Memory access exception, which means two things: 1 no matter how beautiful your program is, it will be tarnished by the error, and your reputation will be lost because of this error. 2 for some time in the future, you will be suffering from this system-level error (in C + + world, it is not easy to find and eliminate this memory error). This is the sink, Shan, and the pain of the heart of a C + + programmer forever. And if you don't know the character of the string, it's a nightmare to find such a memory exception in thousands of lines of code.

Note: There are a number of ways to correct these bugs, and here is a reference:
String ip = (*pfun) ("Host1"). CStr ();

3, PostScript

The article should also end here, this article mainly has the following several purposes:

1) to introduce you to write when the copy/memory sharing technology.
(2) Take the String class in STL as an example to introduce a design pattern.
3 in the C + + world, no matter how sophisticated your design, the code is stable, it is difficult to take care of all the situation. The smart pointer is a typical example of a very serious bug, no matter how you design it.
4 C + + is a double-edged sword, only understand the principle, you can better use of C + +. Otherwise, will be burned. If you are designing and using the class library there is a "play C + + like playing with fire, must be careful" feeling, then you get started, and so you can put the "fire" control of the handy, that is the finished.
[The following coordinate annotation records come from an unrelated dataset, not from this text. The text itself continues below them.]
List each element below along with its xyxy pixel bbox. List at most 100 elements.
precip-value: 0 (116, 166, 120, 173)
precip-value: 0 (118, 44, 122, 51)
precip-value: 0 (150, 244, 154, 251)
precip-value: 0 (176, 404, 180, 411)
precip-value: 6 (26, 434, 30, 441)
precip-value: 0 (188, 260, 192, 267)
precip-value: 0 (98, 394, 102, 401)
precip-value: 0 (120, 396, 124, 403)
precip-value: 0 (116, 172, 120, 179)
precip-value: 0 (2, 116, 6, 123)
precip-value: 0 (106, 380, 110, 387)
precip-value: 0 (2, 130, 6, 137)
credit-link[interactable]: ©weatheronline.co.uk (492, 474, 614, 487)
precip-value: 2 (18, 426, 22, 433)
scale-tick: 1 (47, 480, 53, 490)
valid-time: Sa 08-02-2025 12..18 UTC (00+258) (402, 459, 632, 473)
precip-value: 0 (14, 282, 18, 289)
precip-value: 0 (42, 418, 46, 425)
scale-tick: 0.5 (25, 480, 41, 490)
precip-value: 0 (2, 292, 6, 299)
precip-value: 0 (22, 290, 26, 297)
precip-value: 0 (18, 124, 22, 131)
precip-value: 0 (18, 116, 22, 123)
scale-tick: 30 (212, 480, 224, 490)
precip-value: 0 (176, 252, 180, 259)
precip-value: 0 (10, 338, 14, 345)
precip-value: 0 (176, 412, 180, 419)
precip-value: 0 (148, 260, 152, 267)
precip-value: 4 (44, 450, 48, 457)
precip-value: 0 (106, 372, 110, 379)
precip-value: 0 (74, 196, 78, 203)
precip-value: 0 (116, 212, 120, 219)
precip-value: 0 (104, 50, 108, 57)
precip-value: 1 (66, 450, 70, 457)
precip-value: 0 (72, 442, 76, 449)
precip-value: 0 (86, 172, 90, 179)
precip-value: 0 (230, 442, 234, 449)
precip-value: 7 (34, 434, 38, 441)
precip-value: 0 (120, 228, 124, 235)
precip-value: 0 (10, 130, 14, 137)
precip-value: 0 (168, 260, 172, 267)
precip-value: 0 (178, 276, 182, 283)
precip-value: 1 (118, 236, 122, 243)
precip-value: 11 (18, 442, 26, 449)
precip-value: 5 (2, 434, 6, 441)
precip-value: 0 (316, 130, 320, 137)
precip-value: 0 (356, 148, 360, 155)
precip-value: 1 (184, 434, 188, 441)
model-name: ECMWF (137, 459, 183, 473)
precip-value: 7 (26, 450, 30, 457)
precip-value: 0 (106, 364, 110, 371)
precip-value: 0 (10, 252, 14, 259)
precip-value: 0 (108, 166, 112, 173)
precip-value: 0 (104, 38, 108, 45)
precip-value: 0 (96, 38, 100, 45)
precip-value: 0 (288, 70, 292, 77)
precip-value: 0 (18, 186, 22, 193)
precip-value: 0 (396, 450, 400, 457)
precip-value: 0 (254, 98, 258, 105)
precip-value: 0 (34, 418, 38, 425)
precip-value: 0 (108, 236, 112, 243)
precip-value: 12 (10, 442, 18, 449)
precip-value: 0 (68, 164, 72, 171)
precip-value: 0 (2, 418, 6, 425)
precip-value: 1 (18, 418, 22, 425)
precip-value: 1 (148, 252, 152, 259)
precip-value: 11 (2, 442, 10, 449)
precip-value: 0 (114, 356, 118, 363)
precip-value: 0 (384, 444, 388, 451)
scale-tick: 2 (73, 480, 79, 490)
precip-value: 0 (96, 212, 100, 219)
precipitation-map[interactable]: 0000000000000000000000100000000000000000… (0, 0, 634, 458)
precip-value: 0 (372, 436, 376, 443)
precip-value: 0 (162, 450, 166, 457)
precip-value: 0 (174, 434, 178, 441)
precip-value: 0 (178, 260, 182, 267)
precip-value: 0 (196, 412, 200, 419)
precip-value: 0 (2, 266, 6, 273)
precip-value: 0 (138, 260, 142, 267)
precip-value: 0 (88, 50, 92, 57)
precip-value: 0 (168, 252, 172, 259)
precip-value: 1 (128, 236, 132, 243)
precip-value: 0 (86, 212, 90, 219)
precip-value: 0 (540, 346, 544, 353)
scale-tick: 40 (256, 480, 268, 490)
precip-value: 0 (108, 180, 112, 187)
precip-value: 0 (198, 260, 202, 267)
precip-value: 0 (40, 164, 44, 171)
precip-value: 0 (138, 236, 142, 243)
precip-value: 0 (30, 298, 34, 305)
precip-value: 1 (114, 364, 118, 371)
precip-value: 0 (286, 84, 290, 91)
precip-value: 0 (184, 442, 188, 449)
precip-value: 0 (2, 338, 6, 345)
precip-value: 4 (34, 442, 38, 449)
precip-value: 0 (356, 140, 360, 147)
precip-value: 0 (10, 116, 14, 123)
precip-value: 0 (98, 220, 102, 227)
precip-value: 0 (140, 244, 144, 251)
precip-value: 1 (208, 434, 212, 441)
Finally, or use this after the second, introduce yourself. I am currently engaged in all UNIX platform software research and development, mainly to do system-level product software development, the next generation of computer revolution-Grid computing is very interested in the distributed computing, Peer-to-peer, Web Service, Java technology Direction is also very interested in, in addition, for project implementation, Team management, project management is also a small experience, I hope that the same fight with me in the "technology and management" on the front of the younger generation, can communicate with me a lot. My msn and Mail is: haoel@hotmail.com.

Contact Us

The content source of this page is from Internet, which doesn't represent Alibaba Cloud's opinion; products and services mentioned on that page don't have any relationship with Alibaba Cloud. If the content of the page makes you feel confusing, please write us an email, we will handle the problem within 5 days after receiving your email.

If you find any instances of plagiarism from the community, please send an email to: info-contact@alibabacloud.com and provide relevant evidence. A staff member will contact you within 5 working days.

A Free Trial That Lets You Build Big!

Start building with 50+ products and up to 12 months usage for Elastic Compute Service

  • Sales Support

    1 on 1 presale consultation

  • After-Sales Support

    24/7 Technical Support 6 Free Tickets per Quarter Faster Response

  • Alibaba Cloud offers highly flexible support services tailored to meet your exact needs.